Is it just me, or are these Harry Potter movies finally getting good? At first glance, director David Yates' TV resume looked rather lightweight compared to the heavy-hitters who had helmed the earlier Potter films: Chris Columbus, Alfonso Cuarón, Mike Newell. But he has made two of the best entries of the lot — the last one, Harry Potter and the Half-Blood Prince, and now this, the latest and darkest of the series, which clocks in at almost two-and-a-half hours and still only manages to get through about two-thirds of the final novel. (Yates is also directing Part 2, in which things will presumably get even darker before they get brighter.)
Of course, there are perfectly valid reasons why the series should improve as it goes along. Perhaps the main reason, though, is that the action has moved beyond the walls of that Victorian-fetishist's wet dream Hogwarts School, which has now been taken over by the fascist minions of the evil Lord Voldemort (Ralph Fiennes, prosthetically sporting what appears to be my cat's nose). Our almost-grown heroes Harry Potter (nerdily tormented Daniel Radcliffe), Ron Weasley (nerdily buff Rupert Grint), and Hermione Granger (beautifully bullet-like Emma Watson) are now on the run — chased all over the place by swooshing armies of Death Eaters, who are easily identified by their menacing black vapor trails.
The good guys need to find and destroy the horcruxes, which contain pieces of Voldemort's fragmented soul. Meanwhile, the evil lord himself wants to destroy Harry, crush the previous atmosphere of tolerance within the wizarding world, and become all-powerful — not necessarily in that order. Also, he has a giant snake.
The important point is that this lumbering series has finally gained some actual urgency. Full disclosure: I have not read J.K. Rowling's popular fantasy novels (I'm waiting until my son is old enough to enjoy them with me) and have seen the films mostly out of professional duty, so I'm not exactly the target audience here. But to my eyes and ears, the early Potter films suffered from being light entertainments posing as profound epics. Massive books can be absorbing, and by all accounts the Potter books are. The movies, however, seemed to collapse under the weight of their portent, their apparent mandatory fidelity to the source material and their exhausting exposition.
That said, they did show flashes of inspiration — that Quidditch match from the first film is still a marvel, even if its effects seem outdated. And yes, there were occasional bits of menace that suggested something interesting might yet develop. When Fiennes first showed up for Voldemort's brief appearance near the end of Harry Potter and the Goblet of Fire, it was like lightning had suddenly struck a particularly moribund film.
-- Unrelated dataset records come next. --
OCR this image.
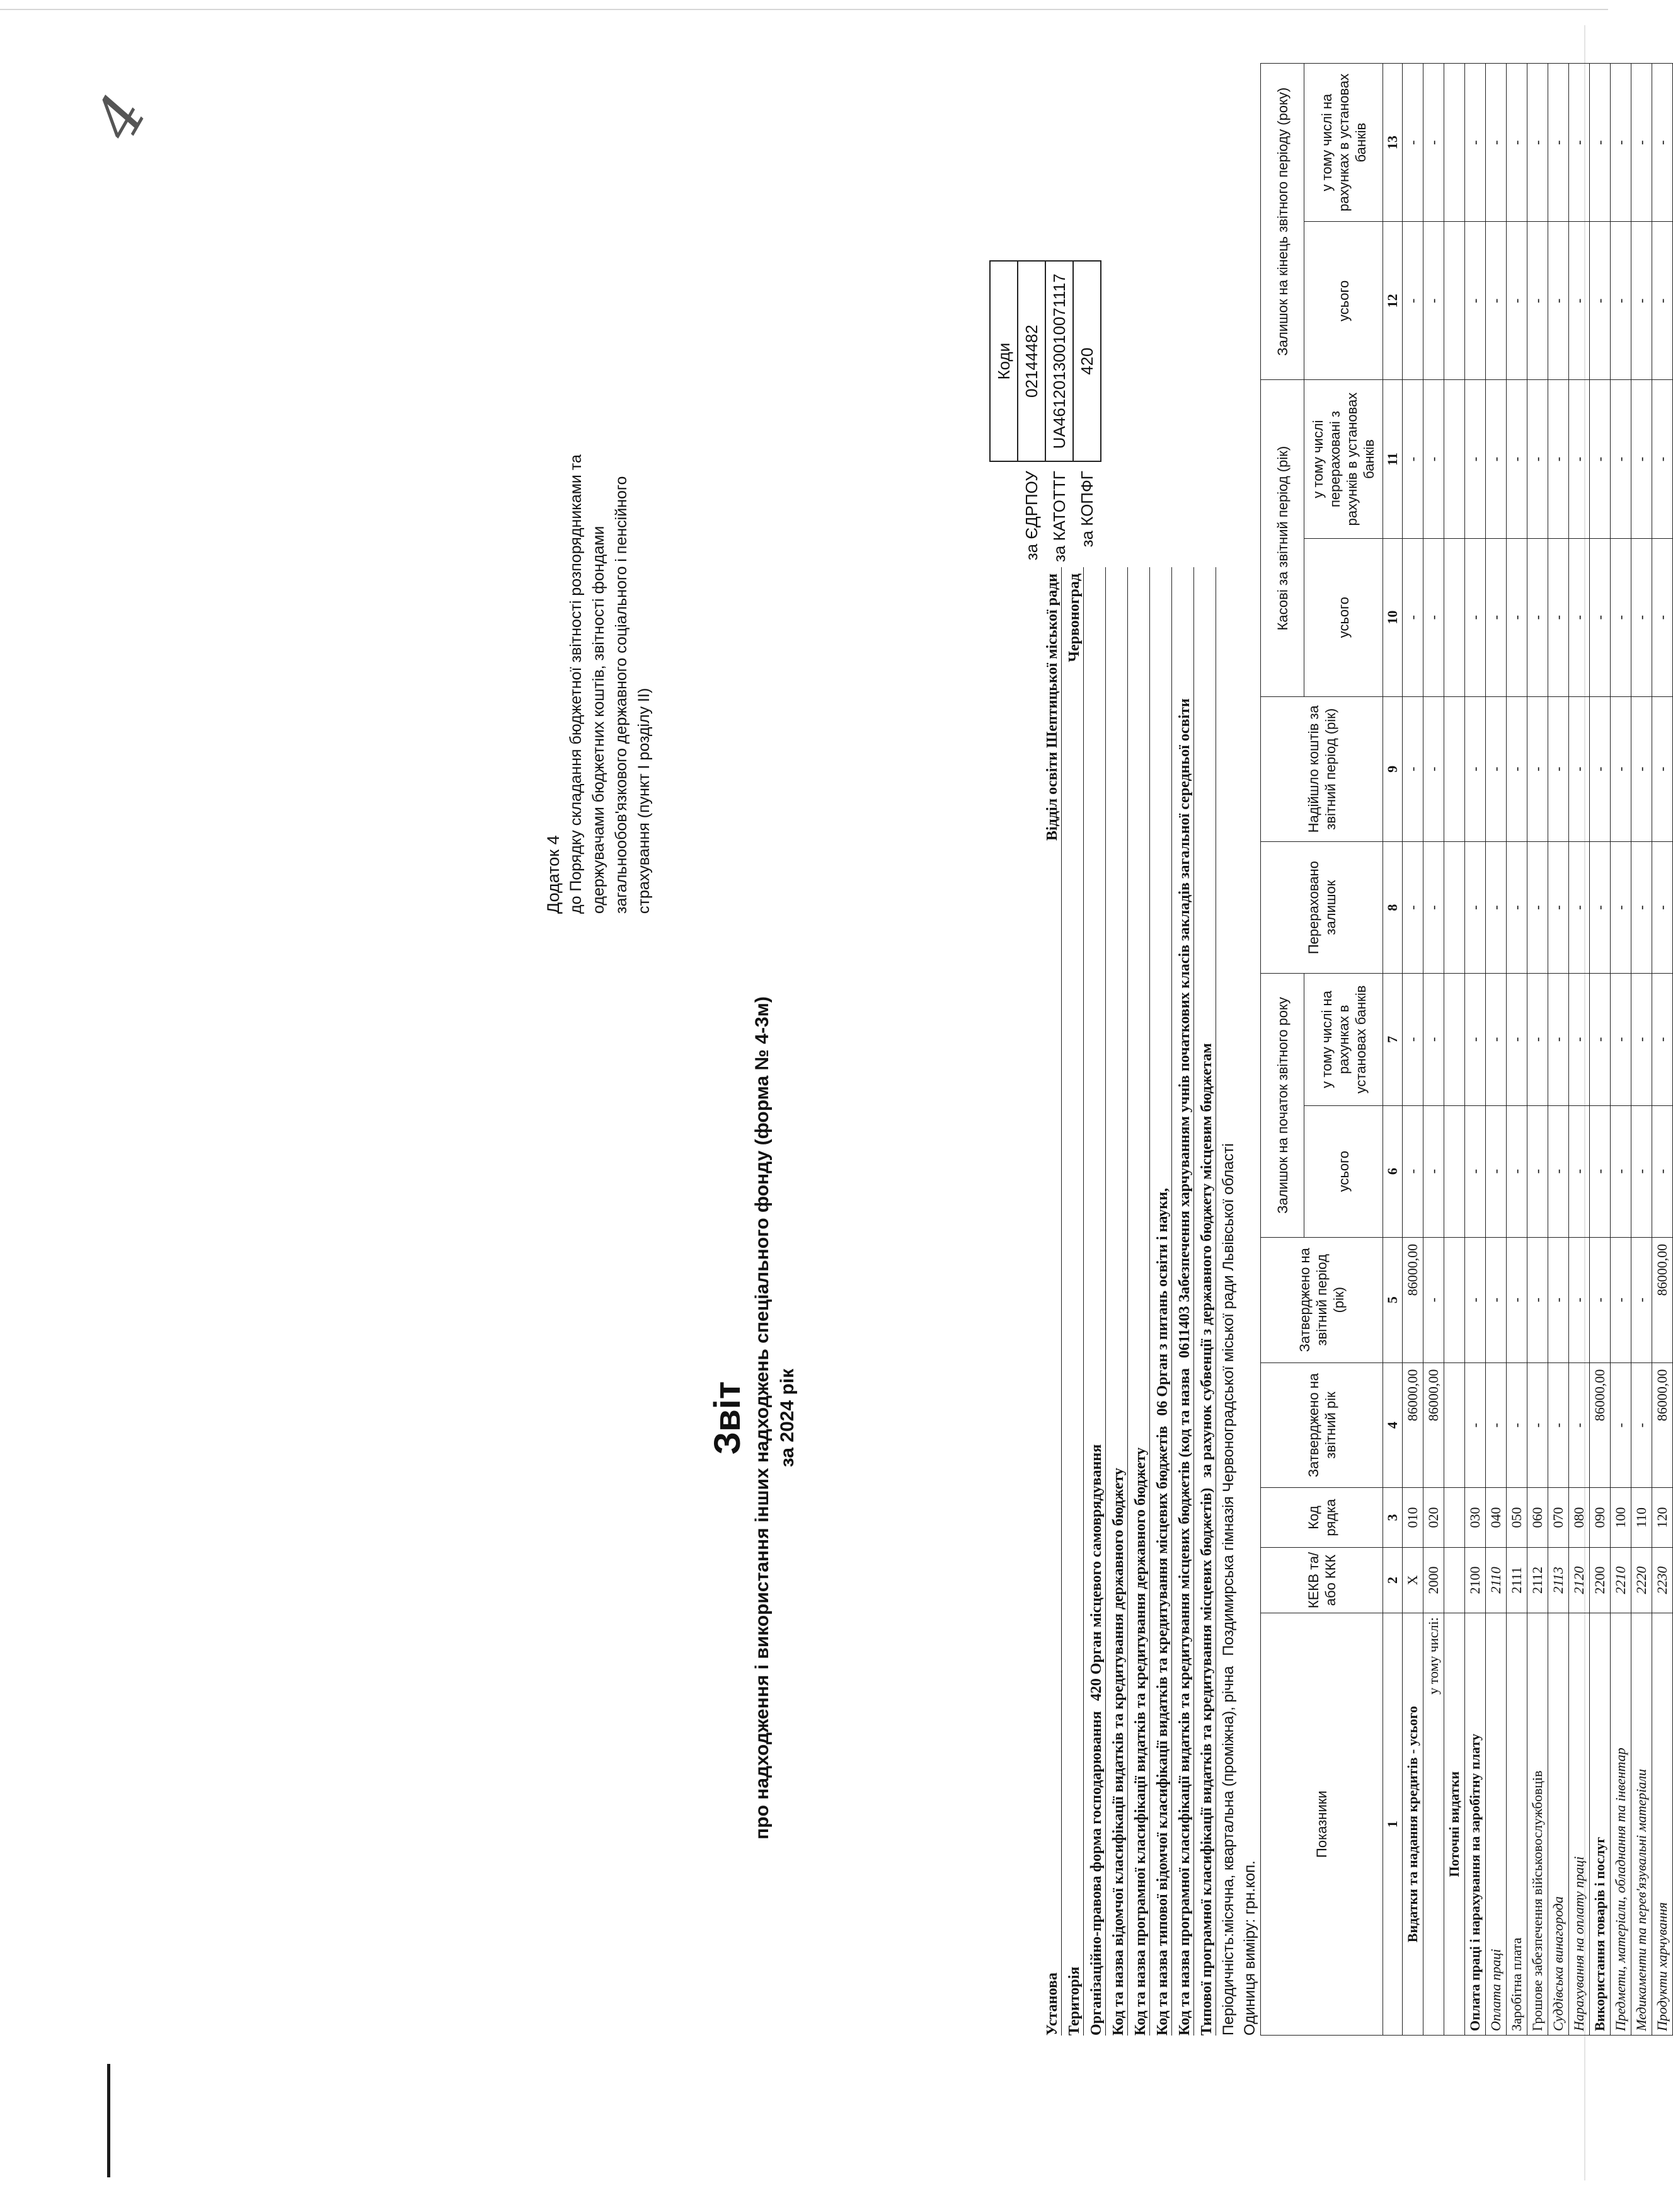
4
Додаток 4 до Порядку складання бюджетної звітності розпорядниками та одержувачами бюджетних коштів, звітності фондами загальнообов'язкового державного соціального і пенсійного страхування (пункт І розділу ІІ)
Звіт про надходження і використання інших надходжень спеціального фонду (форма № 4-3м) за 2024 рік
	Коди
за ЄДРПОУ	02144482
за КАТОТТГ	UA46120130010071117
за КОПФГ	420
Установа
Відділ освіти Шептицької міської ради
Територія
Червоноград
Організаційно-правова форма господарювання
420 Орган місцевого самоврядування Код та назва відомчої класифікації видатків та кредитування державного бюджету Код та назва програмної класифікації видатків та кредитування державного бюджету Код та назва типової відомчої класифікації видатків та кредитування місцевих бюджетів
06 Орган з питань освіти і науки,
Код та назва програмної класифікації видатків та кредитування місцевих бюджетів (код та назва
0611403 Забезпечення харчуванням учнів початкових класів закладів загальної середньої освіти
Типової програмної класифікації видатків та кредитування місцевих бюджетів)
за рахунок субвенції з державного бюджету місцевим бюджетам
Періодичність:місячна, квартальна (проміжна), річна
Поздимирська гімназія Червоноградської міської ради Львівської області
Одиниця виміру: грн.коп.
Показники	КЕКВ та/або ККК	Код рядка	Затверджено на звітний рік	Затверджено на звітний період (рік)	Залишок на початок звітного року		Перераховано залишок	Надійшло коштів за звітний період (рік)	Касові за звітний період (рік)		Залишок на кінець звітного періоду (року)	
					усього	у тому числі на рахунках в установах банків			усього	у тому числі перераховані з рахунків в установах банків	усього	у тому числі на рахунках в установах банків
1	2	3	4	5	6	7	8	9	10	11	12	13
Видатки та надання кредитів - усього	X	010	86000,00	86000,00	-	-	-	-	-	-	-	-
у тому числі:	2000	020	86000,00	-	-	-	-	-	-	-	-	-
Поточні видатки												
Оплата праці і нарахування на заробітну плату	2100	030	-	-	-	-	-	-	-	-	-	-
Оплата праці	2110	040	-	-	-	-	-	-	-	-	-	-
Заробітна плата	2111	050	-	-	-	-	-	-	-	-	-	-
Грошове забезпечення військовослужбовців	2112	060	-	-	-	-	-	-	-	-	-	-
Суддівська винагорода	2113	070	-	-	-	-	-	-	-	-	-	-
Нарахування на оплату праці	2120	080	-	-	-	-	-	-	-	-	-	-
Використання товарів і послуг	2200	090	86000,00	-	-	-	-	-	-	-	-	-
Предмети, матеріали, обладнання та інвентар	2210	100	-	-	-	-	-	-	-	-	-	-
Медикаменти та перев'язувальні матеріали	2220	110	-	-	-	-	-	-	-	-	-	-
Продукти харчування	2230	120	86000,00	86000,00	-	-	-	-	-	-	-	-
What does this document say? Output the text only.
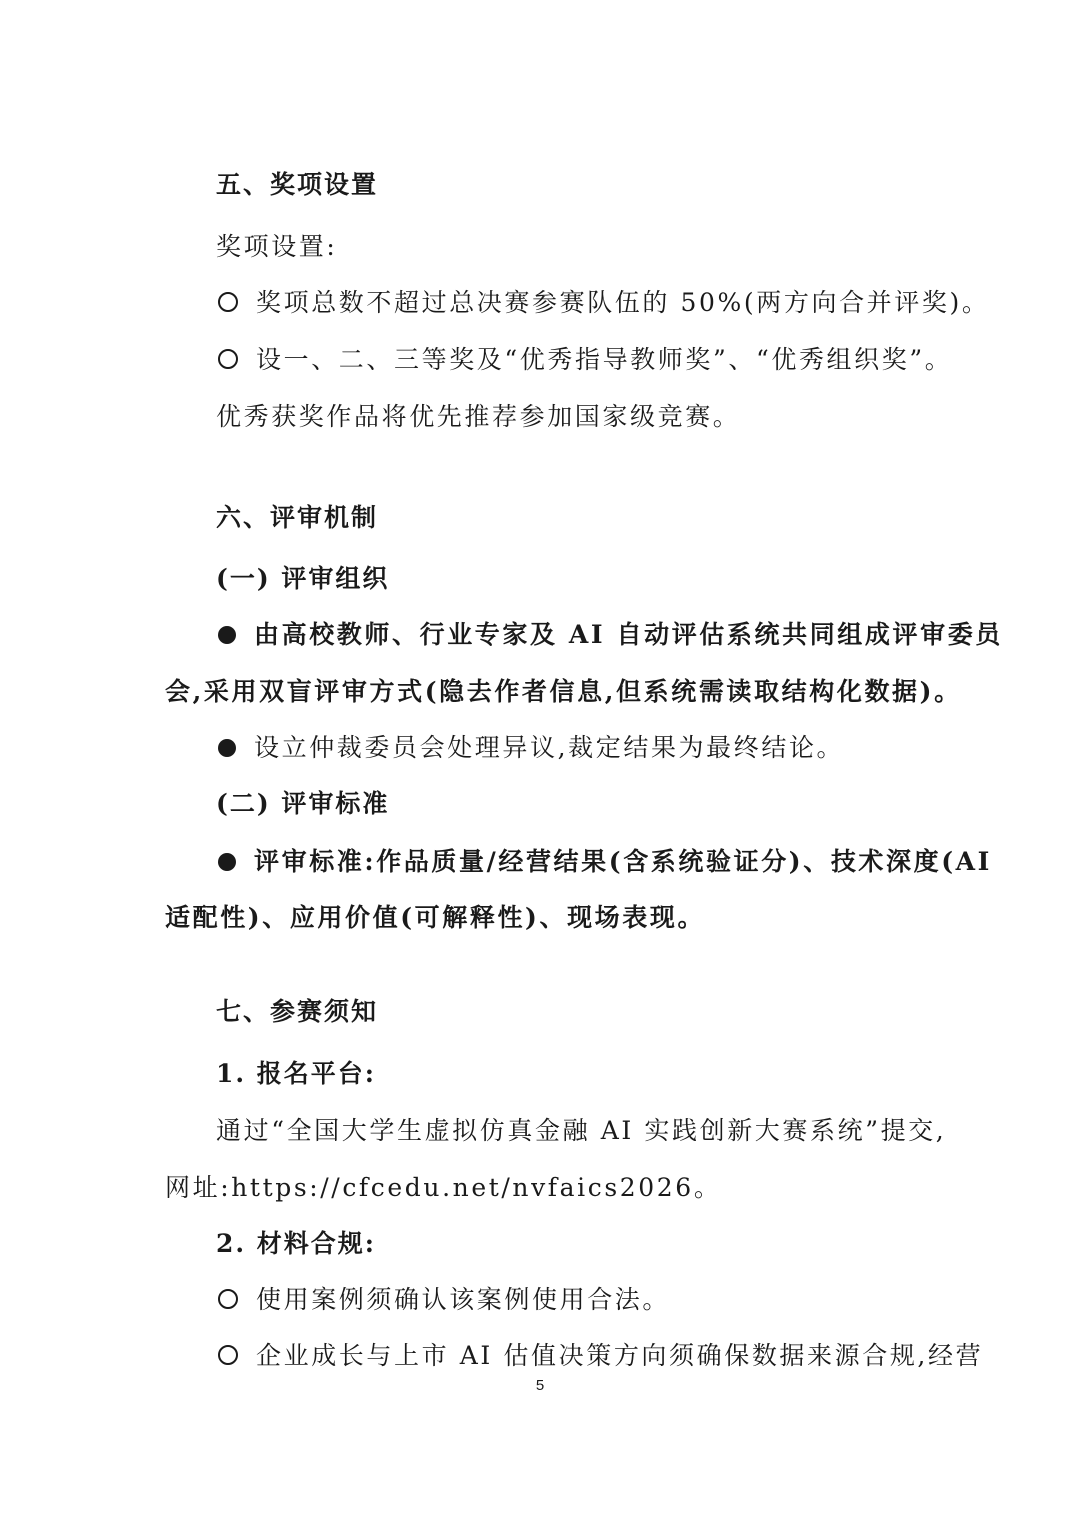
五、奖项设置
奖项设置:
奖项总数不超过总决赛参赛队伍的 50%(两方向合并评奖)。
设一、二、三等奖及“优秀指导教师奖”、“优秀组织奖”。
优秀获奖作品将优先推荐参加国家级竞赛。
六、评审机制
(一) 评审组织
由高校教师、行业专家及 AI 自动评估系统共同组成评审委员
会,采用双盲评审方式(隐去作者信息,但系统需读取结构化数据)。
设立仲裁委员会处理异议,裁定结果为最终结论。
(二) 评审标准
评审标准:作品质量/经营结果(含系统验证分)、技术深度(AI
适配性)、应用价值(可解释性)、现场表现。
七、参赛须知
1. 报名平台:
通过“全国大学生虚拟仿真金融 AI 实践创新大赛系统”提交,
网址:https://cfcedu.net/nvfaics2026。
2. 材料合规:
使用案例须确认该案例使用合法。
企业成长与上市 AI 估值决策方向须确保数据来源合规,经营
5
Which brings us to Yates, who seems to understand pacing and drama — or at least this kind of series-based, episodic pacing and drama — better than his Potter forebears. It's evident right from the get-go, particularly during a heartbreaking early moment when Hermione, preparing to leave her family, wipes her parents' minds clean. In the previous films, such emotional scenes often had a made-up quality: They played like a pastiche of drama, rather than actual drama. But here it works — in part because the character is older, in part because there's more at stake, but mostly because the scene is shot through with genuine feeling. The hesitation on the young girl's face as she holds out her wand towards her own father and mother and finally whispers "Obliviate" is rendered with an honesty that suggests both director and actress understand the subtle power dynamics at play here.
The various romantic entanglements have also made a quantum leap. What seemed like awkward movie puppy love before now has real consequence. If you'd told me that the new Harry Potter film would have a scene of Harry and Hermione dancing to a Nick Cave song, I probably wouldn't have stopped vomiting for a month. Go figure: The scene works because it actually feels like two scared teenagers dancing to momentarily defuse the tension building up around them.
Little emotional details like that can add up to a whole lot. So does a willingness to embrace the dark, occasionally graphic overtones of the story itself. When we finally learn what the Deathly Hallows are, the film launches into an extended animation sequence created by Ben Hibon that utilizes a shadow-puppet aesthetic to tell a gruesome, bloody tale. The result literally gave me nightmares. In no way does it feel out of place in this constantly engaging, occasionally beautiful and surprisingly terrifying movie.